Dancing Through the Wound

 Dancing Through the Wound: Reflections on Africa, Palestine, and the Art of Healing


Last night, I witnessed a dance performance that left my chest tight and my eyes wet. It was a history lesson . It was memory. A trembling truth pulsing through the bodies of dancers who became vessels,spirit carriers, moving through the anguish and beauty of African histories, through the legacy of slavery and the ripples of colonial violence. Every movement seemed to echo with an ancestral ache still too present in the now.


The cost of colonialism on Africa was laid bare; not in facts , but in sinew and sweat, in rhythm and rupture. The performance wasn’t telling a story, it was releasing one. A collective grief, trapped in generations, still playing out in the art of a people searching for healing. Searching for themselves beyond the stolen land, the stolen names, the stolen gods.


As I sat there, a witness in the dark. My breath slowed. My hands trembled. My heart said: “This is not history. This is happening.” I thought of the mothers. I thought of the children. I thought of the displacement, the diaspora, the dreams cut short but never fully extinguished.


And then—Palestine entered my mind.


Not as a political parallel, but as a spiritual kin. Another place where the cost of occupation is not just measured in bombed buildings or news headlines, but in broken hearts, disrupted rituals, and generations forced to carry the weight of a wound they didn’t create. Another place where art has become survival. Where song, dance, poetry, and painting are not luxuries but lifelines. Where culture becomes resistance, becomes prayer, becomes memory-keeper.


In both Africa and Palestine, I see a dance of survival. I see artists becoming truth-tellers, dream-weavers, and spirit-healers. I see bodies remembering what the world would rather forget. I see the long arc of human suffering being bent; if not toward justice, then at least toward dignity. Toward presence.

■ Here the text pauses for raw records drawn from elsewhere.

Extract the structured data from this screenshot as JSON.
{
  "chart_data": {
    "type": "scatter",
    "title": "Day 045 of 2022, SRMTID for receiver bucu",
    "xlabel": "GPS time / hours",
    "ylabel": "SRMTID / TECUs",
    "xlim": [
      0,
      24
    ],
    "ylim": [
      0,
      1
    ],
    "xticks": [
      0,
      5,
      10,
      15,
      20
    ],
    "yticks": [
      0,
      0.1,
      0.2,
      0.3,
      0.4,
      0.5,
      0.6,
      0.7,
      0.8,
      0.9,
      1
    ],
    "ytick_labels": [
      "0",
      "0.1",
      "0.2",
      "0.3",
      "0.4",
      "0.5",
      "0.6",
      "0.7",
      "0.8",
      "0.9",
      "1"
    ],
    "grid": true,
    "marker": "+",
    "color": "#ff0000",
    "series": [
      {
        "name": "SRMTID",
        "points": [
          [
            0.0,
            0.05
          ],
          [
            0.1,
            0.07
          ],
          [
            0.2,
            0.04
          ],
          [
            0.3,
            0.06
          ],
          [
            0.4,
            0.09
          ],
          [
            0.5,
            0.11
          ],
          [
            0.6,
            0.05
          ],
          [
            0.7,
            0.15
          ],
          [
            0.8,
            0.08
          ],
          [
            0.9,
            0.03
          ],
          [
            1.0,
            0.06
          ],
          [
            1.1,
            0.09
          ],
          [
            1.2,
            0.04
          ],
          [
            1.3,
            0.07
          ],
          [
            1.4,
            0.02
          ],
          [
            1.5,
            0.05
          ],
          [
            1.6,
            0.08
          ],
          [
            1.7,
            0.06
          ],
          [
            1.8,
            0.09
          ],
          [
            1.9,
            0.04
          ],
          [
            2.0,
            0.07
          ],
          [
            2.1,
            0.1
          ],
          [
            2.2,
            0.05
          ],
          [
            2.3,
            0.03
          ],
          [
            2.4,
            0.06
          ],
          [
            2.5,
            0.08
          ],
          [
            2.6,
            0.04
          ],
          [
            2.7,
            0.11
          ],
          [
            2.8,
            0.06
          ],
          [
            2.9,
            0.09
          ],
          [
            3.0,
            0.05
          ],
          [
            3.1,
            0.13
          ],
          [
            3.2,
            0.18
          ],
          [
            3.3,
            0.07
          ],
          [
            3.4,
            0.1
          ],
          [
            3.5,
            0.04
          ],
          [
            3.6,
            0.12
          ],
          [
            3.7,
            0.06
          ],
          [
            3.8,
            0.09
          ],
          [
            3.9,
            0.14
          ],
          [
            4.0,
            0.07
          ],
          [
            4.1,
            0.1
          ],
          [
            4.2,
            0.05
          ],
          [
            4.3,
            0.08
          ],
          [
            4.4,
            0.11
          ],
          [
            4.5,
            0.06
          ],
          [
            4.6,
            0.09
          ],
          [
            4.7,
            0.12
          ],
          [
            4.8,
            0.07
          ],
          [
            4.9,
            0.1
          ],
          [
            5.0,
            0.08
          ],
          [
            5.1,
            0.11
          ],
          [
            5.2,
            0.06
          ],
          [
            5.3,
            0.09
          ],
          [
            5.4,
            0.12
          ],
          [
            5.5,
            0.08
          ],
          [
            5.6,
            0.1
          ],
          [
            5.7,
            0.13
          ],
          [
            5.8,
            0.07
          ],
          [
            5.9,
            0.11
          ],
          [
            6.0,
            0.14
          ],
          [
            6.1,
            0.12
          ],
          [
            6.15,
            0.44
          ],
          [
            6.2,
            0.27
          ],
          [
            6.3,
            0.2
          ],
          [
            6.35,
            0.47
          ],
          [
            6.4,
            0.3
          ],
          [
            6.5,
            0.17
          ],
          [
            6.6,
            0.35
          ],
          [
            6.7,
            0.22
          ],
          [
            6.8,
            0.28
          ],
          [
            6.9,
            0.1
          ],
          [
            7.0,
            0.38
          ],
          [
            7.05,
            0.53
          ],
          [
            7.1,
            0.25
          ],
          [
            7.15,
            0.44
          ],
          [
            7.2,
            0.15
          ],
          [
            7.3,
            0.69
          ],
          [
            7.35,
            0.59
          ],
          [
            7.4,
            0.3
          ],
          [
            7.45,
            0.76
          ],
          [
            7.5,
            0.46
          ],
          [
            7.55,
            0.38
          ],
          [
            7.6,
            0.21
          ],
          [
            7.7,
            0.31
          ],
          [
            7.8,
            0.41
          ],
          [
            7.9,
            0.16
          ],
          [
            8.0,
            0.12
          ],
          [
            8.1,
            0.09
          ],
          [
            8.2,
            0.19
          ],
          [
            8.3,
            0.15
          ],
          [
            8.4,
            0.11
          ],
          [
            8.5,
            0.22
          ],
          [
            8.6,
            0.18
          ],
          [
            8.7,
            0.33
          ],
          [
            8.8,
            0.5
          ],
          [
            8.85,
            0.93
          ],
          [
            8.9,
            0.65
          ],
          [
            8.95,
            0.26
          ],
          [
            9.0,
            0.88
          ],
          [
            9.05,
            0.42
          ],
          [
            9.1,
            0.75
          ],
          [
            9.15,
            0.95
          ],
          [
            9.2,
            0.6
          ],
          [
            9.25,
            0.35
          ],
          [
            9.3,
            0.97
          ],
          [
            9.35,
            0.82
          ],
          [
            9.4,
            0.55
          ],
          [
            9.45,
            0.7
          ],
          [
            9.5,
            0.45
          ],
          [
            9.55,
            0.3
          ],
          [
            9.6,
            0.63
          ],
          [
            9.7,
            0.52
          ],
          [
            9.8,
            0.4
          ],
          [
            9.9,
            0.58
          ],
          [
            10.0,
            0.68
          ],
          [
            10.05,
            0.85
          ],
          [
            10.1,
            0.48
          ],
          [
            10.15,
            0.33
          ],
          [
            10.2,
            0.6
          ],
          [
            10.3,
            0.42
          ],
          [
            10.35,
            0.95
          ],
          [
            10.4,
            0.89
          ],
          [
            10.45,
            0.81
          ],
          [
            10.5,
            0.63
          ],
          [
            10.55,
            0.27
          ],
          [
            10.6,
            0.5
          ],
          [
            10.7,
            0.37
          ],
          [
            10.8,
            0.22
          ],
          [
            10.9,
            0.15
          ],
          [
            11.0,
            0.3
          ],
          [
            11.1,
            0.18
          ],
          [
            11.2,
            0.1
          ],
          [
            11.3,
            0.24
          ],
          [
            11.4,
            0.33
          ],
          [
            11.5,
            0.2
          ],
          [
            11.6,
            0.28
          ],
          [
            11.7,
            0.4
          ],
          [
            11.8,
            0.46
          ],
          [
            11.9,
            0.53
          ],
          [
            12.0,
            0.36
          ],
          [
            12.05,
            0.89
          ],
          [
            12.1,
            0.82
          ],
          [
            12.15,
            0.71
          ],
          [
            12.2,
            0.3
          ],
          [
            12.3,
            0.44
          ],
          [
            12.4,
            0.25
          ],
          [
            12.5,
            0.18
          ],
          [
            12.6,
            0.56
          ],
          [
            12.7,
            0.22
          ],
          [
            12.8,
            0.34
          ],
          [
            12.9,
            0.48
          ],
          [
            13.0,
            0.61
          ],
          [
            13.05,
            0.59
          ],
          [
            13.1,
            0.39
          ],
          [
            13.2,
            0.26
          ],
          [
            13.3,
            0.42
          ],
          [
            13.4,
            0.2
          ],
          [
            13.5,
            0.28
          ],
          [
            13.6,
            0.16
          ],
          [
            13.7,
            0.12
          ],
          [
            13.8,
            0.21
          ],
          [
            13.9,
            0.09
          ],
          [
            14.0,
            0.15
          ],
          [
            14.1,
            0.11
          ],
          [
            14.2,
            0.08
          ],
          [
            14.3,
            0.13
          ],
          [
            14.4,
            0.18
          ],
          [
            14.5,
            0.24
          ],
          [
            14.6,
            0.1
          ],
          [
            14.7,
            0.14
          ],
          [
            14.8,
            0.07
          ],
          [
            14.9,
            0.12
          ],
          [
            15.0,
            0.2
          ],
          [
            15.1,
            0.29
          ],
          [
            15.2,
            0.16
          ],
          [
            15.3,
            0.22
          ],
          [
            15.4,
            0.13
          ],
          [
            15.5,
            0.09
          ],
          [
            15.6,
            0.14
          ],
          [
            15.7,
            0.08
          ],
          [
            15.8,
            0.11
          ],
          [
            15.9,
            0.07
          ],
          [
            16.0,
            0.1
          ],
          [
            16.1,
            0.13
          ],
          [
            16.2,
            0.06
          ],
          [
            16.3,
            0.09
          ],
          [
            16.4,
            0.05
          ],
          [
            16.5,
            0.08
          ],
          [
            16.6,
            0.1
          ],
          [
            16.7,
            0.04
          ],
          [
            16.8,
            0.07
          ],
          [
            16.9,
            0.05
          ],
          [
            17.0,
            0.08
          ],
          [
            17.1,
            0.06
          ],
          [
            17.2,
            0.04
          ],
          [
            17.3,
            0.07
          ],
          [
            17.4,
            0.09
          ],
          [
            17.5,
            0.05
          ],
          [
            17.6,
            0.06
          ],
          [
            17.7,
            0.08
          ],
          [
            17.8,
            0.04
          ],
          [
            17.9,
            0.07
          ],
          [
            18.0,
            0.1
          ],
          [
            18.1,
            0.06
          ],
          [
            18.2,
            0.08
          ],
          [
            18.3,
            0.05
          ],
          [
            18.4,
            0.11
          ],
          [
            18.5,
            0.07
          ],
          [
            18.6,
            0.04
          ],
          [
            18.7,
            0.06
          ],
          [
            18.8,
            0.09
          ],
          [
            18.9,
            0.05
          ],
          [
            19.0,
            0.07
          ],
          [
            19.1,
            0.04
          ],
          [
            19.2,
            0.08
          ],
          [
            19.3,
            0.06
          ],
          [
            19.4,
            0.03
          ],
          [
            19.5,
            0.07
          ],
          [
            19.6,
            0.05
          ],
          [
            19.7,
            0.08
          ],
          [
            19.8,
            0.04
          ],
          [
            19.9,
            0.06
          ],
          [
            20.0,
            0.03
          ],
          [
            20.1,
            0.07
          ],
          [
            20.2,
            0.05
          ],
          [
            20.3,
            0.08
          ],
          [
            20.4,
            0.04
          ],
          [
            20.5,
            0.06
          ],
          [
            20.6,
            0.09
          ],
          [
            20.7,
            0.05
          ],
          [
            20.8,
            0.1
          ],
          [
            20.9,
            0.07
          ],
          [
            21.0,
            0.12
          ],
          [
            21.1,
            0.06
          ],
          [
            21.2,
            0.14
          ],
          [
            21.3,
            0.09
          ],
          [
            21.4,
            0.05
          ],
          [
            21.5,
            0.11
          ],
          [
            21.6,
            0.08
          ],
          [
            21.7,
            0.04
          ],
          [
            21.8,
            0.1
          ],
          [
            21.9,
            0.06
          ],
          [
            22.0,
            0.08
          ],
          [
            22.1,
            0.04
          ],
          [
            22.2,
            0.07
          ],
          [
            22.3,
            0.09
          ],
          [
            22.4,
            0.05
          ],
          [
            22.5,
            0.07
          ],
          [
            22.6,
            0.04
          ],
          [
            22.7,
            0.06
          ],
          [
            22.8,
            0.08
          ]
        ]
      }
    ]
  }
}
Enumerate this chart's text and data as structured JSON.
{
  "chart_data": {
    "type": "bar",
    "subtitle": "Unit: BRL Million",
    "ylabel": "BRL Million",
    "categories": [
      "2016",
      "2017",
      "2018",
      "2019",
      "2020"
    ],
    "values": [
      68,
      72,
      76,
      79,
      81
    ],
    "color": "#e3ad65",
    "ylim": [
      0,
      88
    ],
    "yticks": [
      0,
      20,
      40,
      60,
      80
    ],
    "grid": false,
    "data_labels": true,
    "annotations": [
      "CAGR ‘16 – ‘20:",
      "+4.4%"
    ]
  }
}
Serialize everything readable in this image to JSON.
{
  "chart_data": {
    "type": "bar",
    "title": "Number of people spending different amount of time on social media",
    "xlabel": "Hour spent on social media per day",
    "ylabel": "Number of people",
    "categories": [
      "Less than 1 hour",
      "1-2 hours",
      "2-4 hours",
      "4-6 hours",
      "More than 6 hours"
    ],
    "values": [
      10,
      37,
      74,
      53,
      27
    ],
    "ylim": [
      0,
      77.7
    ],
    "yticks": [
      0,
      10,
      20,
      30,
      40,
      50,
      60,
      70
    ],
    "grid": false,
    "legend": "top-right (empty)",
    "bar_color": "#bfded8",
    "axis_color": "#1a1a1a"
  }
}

Colonialism is not just an old ghost; it’s a present system. Its impact lives on in broken economies, in fractured families, in inherited trauma. But art is also a system, a sacred one. A way of reweaving what was torn. A way of saying: We are still here. We have always been here. And we remember.


As a displaced woman I hold space for these griefs to speak. I don’t rush to resolve them. I know healing takes time, several generations, sometimes. But I believe in the medicine of art. I believe in movement as prayer. I believe in the possibility of repair, not just through policy or politics, but through the sacred act of bearing witness.

As a re telling as re writing the future but holding the story close.


May the ancestors of Africa, of Palestine, and of every place touched by violence feel the pulse of these prayers rising. May the dance continue, not as performance, but as ceremony. Not as spectacle, but as reclamation.


And may we all remember: the body knows. The soul remembers. And art can bring us home.